Tutorial

Basics

impy’s concept is to make image analysis on Python much more user friendly. The core array object, ImgArray, retains all the features of numpy.ndarray while implemented with variety of function that minimize your effort of image processing.

Let’s start with a simple example.

import impy as ip
img = ip.imread("path/to/image.tif")  # read
out = img.gaussian_filter(sigma=1)    # process
out
ImgArray of
     name      : image.tif
    shape      : 10(t), 20(z), 256(y), 256(x)
 label shape   : No label
    dtype      : uint16
    source     : path/to/image.tif
    scale      : ScaleView(t=1.0, z=0.217, y=0.217, x=0.217)

Here, you can see

  • each dimension is labeled with a symbol (t, z, y and x).

  • Physical scale is tagged to the object as a ScaleView, a subclass of Python dict.

  • the source file is recorded.

impy’s imread function can extract metadata (such as axes) from image files and “memorize” them as additional properties of array objects.

You can refer to the properties by:

img.axes       # Out: Axes['t', 'z', 'y', 'x']
img.source     # Out: such as WindowsPath("path/to/image.tif")
img.name       # Out: "image.tif"
img.scale      # Out: ScaleDict(t=1.0px, z=0.217μm, y=0.217μm, x=0.217μm)

After you finished all the process you want, you can view the results in napari viewer. Just pass the image object to GUI handler object gui in impy.

ip.gui.add(out)

and wait until viewer window opens.

Axes Targeted Slicing

You may want to get slice(s) of an image with a format like “t=3:10” but generally you always have to care about which is t-axis. Most arrays in impy have extended numpy.ndarray to enable the “axis-targeted slicing”. You can use following grammar:

  • Single slice, like img["t=1"].

  • String that follows Python slicing rules, such as img["t=5:10"] or img["t=-1"]

  • Fancy slicing, like img["t=1,3,5"]

  • Conbination of them with splitter “;”, like img["t=3;z=5:7"]

Similarly, image shape is also extended to support axis-based access.

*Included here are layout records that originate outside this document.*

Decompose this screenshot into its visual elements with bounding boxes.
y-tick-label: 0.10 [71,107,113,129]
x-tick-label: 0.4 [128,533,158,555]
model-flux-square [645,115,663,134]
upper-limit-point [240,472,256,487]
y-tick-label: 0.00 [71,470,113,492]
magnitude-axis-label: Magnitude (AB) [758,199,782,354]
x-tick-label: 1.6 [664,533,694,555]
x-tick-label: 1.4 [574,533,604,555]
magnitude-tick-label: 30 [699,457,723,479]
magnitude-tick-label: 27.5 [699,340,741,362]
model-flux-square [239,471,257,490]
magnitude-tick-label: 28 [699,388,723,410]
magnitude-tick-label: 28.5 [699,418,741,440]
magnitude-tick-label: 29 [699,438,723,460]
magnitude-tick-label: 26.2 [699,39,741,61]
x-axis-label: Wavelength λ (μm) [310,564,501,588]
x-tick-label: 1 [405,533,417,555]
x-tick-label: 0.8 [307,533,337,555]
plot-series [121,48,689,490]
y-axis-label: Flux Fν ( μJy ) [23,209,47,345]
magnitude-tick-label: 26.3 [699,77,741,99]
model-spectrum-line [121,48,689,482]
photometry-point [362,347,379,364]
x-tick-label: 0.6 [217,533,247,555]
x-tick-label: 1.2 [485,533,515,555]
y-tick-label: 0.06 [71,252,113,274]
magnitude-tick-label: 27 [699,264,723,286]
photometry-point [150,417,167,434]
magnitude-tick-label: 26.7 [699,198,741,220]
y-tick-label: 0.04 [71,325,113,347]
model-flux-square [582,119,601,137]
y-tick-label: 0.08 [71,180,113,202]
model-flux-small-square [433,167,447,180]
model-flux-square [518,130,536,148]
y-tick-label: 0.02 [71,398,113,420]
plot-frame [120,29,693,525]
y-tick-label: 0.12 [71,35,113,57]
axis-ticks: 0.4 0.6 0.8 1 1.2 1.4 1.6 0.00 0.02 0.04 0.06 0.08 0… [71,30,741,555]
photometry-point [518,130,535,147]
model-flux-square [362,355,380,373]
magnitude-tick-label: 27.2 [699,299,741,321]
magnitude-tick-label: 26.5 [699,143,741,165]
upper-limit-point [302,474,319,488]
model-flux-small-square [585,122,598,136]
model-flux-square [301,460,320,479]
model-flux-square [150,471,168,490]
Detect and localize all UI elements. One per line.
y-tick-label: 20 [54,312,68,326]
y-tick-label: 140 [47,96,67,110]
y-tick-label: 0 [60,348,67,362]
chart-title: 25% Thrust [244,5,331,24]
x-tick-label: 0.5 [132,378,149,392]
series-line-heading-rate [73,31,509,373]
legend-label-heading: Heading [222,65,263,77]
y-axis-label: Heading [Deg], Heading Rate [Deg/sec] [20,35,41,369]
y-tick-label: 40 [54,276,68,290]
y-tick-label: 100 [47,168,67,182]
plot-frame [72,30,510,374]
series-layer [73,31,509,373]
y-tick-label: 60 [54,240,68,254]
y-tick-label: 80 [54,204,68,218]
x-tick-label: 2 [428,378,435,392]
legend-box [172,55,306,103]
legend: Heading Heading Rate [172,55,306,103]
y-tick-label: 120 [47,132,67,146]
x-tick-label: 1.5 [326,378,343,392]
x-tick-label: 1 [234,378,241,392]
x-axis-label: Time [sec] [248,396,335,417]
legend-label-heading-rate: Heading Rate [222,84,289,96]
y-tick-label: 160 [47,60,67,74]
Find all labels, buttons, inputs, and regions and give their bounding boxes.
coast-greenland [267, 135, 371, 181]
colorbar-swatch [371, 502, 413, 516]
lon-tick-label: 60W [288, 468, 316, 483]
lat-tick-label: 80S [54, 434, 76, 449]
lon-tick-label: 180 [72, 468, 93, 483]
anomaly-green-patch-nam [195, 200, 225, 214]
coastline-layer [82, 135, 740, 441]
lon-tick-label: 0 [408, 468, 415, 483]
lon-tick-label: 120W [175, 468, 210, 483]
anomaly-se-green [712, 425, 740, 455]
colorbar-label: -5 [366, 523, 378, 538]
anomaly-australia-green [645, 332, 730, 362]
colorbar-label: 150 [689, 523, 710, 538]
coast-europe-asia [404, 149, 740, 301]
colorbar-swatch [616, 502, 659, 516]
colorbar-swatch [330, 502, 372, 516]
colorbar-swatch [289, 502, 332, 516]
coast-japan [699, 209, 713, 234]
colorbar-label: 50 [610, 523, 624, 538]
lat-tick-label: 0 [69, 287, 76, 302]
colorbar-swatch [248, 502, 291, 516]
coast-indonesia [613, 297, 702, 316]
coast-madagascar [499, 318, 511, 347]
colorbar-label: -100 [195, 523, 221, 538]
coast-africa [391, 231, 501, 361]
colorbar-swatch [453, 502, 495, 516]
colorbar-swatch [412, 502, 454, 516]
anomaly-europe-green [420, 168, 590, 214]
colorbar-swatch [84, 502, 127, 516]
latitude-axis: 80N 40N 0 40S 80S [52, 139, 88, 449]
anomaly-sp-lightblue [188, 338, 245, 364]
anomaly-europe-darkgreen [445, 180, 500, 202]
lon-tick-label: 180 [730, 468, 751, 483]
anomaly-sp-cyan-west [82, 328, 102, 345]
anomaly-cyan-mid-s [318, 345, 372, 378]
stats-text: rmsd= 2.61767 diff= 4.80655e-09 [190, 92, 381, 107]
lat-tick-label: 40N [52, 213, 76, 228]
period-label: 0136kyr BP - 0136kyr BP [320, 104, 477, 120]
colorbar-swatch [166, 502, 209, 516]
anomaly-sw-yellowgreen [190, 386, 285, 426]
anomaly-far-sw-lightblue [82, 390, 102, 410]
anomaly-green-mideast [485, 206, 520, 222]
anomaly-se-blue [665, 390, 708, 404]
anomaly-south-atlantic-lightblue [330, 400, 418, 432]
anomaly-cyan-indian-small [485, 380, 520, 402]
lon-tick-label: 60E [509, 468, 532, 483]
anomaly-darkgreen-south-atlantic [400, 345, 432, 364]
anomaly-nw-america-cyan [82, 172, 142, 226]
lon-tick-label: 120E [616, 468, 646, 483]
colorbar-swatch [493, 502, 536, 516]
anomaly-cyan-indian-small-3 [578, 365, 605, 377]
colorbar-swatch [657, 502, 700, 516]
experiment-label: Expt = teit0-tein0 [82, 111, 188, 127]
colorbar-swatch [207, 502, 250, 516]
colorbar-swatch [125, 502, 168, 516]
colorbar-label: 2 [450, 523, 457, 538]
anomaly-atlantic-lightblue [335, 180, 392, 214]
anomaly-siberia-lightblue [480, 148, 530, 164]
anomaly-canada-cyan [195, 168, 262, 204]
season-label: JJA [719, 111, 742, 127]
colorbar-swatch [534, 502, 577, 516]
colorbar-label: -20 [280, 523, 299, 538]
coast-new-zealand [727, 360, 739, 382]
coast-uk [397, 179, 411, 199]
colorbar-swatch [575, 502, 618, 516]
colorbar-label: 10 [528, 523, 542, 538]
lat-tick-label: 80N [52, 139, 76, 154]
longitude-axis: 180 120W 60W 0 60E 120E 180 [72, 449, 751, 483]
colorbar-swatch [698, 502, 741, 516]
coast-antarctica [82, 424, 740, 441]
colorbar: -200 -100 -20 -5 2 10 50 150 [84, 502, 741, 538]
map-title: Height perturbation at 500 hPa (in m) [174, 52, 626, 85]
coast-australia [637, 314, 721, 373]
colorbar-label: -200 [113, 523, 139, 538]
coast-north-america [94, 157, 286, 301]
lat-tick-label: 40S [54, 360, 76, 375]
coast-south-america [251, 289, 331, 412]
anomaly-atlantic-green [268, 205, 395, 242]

In the example above, the image of interest has (t, z, y, x) axes and the shape is (10, 20, 256, 256). Similar to numpy.ndarray, you can know its shape using img.shape but in impy an object of AxesShape will be returned instead of Python tuple, as long as axes are well-defined.

img.shape       # Out: AxesShape(t=10, z=20, y=256, z=256)

Here, you can get the size of z-axis by img.shape.z instead of img.shape[1].

Note

You can also use dict for slicing.

img[{"y": 3, "x": slice(4, 10)}]  # identical to img["y=3;x=4:10"]

Batch Processing

Image Stacks

Owing to the axes information, impy can automatically execute functions for every image slice properly. As in the first example, with a tzyx image, instead of running

out = np.empty_like(img)
for t in range(10):
    out[t] = img[t].gaussian_filter(sigma=1)

you just need to run a single code

out = img.gaussian_filter(sigma=1)

and the function “knows” zyx or (1,2,3) axes are spatial dimensions and filtering should be iterated along t axis.

If you want yx axes be the spatial dimensions, i.e., iterate over t and z axes, explicitly specify it with dims keyword argument:

out = img.gaussian_filter(sigma=1, dims="yx")
out = img.gaussian_filter(sigma=1, dims=2)  # this is fine

Running Function with Different Parameters

  1. Apply a function to whole image with different parameters

out = img.for_params("log_filter", var={"sigma": [1, 2, 3, 4]})
out = img.for_params("log_filter", sigma=[1, 2, 3, 4]) # This is also supported.
  1. Apply a function along an axis with different parameters

You usually want to apply same function to each channel but with different parameters.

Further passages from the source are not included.